Wan Abubakar (born 9 August 1950) is an Indonesian politician who was a member of the People's Representative Council between 2009 and 2014. He also briefly served as governor of Riau in 2008. He served as the vice governor to Rusli Zainal since 2003, and when Zainal resigned in July 2008, Abubakar was elevated to governor for the rest of his term.

==Early life==
Abubakar was born in what is today Bengkalis Regency on 9 August 1950. In 1975, he became a teacher at a Muhammadiyah-run school. Later in his career, he would receive a bachelor's degree in religious law from an institute in Pekanbaru (1995), and a masters in public administration from Satyagama University in Jakarta (2001).
==Political career==
In 1977, Abubakar was elected into the Riau Regional House of Representatives. He would serve four terms until 1997, and then serve a fifth term between 1998 and 2003 as a member of the United Development Party (PPP).

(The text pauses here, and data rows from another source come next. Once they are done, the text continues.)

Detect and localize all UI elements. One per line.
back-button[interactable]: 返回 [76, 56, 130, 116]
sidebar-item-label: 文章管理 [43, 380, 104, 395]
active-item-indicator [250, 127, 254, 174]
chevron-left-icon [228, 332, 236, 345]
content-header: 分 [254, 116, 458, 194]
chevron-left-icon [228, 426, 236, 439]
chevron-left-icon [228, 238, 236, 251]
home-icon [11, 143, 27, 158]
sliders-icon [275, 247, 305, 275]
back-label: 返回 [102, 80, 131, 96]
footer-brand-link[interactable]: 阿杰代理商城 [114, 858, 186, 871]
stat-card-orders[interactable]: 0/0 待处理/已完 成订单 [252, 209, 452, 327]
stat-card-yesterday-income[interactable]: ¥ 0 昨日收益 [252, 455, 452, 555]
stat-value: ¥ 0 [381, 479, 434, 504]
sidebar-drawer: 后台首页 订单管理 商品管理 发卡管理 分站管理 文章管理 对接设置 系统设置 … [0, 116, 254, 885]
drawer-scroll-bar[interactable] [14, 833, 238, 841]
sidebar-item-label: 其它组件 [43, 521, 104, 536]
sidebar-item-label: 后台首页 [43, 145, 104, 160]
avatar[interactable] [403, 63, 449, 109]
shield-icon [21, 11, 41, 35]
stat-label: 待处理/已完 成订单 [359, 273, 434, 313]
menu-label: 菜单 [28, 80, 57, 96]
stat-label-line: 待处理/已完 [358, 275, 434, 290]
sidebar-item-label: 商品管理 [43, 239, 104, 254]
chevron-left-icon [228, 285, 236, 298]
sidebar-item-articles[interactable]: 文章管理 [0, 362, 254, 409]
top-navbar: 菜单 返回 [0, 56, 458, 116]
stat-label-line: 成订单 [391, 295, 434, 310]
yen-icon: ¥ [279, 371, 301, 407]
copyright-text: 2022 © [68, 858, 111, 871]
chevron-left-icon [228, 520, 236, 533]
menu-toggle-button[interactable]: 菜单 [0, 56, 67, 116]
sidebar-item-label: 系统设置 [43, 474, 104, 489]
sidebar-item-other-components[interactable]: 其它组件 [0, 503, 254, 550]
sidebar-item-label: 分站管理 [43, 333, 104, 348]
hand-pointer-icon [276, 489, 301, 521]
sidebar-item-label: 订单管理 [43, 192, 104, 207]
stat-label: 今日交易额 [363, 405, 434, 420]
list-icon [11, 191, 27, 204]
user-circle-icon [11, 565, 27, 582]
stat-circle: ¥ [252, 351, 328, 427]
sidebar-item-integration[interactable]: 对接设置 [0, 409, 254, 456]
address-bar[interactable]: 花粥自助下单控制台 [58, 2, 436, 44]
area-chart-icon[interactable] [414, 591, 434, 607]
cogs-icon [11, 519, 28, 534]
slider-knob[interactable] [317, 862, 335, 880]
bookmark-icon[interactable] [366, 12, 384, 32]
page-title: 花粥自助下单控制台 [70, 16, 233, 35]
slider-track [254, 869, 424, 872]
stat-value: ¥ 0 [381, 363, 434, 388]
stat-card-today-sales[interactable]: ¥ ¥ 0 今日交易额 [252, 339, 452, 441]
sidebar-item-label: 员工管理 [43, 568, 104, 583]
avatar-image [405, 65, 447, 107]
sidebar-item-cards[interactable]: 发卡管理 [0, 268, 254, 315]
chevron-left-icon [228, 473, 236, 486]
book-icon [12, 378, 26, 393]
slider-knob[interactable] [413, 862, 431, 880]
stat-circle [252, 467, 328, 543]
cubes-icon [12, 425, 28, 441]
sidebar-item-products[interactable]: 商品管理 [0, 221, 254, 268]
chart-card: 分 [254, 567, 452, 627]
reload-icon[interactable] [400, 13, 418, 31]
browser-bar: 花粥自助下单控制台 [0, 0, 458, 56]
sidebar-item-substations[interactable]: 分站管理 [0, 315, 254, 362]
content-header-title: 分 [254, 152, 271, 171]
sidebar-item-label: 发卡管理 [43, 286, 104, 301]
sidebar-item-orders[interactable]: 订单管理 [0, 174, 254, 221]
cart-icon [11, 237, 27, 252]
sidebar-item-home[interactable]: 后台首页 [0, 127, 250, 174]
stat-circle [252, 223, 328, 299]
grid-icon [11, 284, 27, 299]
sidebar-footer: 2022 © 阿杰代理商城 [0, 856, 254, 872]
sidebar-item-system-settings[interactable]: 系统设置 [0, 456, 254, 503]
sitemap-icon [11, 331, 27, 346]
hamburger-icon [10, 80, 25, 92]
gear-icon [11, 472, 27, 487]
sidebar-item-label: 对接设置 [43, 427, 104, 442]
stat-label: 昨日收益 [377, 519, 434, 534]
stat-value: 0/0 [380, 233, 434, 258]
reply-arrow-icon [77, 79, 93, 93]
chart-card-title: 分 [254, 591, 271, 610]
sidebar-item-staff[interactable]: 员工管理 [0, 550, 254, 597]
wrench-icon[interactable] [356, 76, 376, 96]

Abubakar ran as the running mate to Rusli Zainal in the 2003 gubernatorial contest, with the support of PPP and the National Mandate Party, and the pair was elected in a surprise win against incumbent Saleh Djasit. At that point, Abubakar was serving as the deputy speaker of the provincial legislature. The pair's tenure commenced on 21 November 2003.

When the end of their first term was nearing, the pair did not run as a joint ticket, as Abubakar and Zainal had poor relations in office. In one occasion, Abubakar had criticized Zainal's decision to construct a monument commemorating his father-in-law, Ismail Suko, paid for from the provincial budget. Abubakar secured PPP's support for his candidacy as governor, but was unable to secure other parties' support. During this attempt, Abubakar had submitted a resignation letter to the Ministry of Home Affairs, but when it became clear that his gubernatorial run would fail, he opted to travel to Jakarta and retract his resignation. Zainal, meanwhile, did resign as governor to run for his reelection, and Abubakar was sworn in as full governor in his place on 31 July 2008. Zainal won his reelection bid, and replaced Abubakar on 21 November 2008.

After the end of his tenure, Abubakar ran as a candidate for the People's Representative Council (DPR) in the 2009 legislative election. He was elected as a representative of Riau's 1st district with 55,030 votes. He attempted to run in the 2013 gubernatorial election in Riau, but he failed to secure PPP's support. Despite this, he attempted to run as an independent candidate, but eventually failed to collect enough endorsements and his candidacy was disqualified by the General Elections Commission. In the 2014 legislative election, he did not run for a second DPR term, instead running as a candidate for the Regional Representative Council. He was not elected.

He ran for a second DPR term in the 2019 election as a candidate of the National Mandate Party which he had moved to in 2018. However, he was again not elected.

==Family==
He is married to Wan Elizam Ali, and as of 2009 the couple had five children.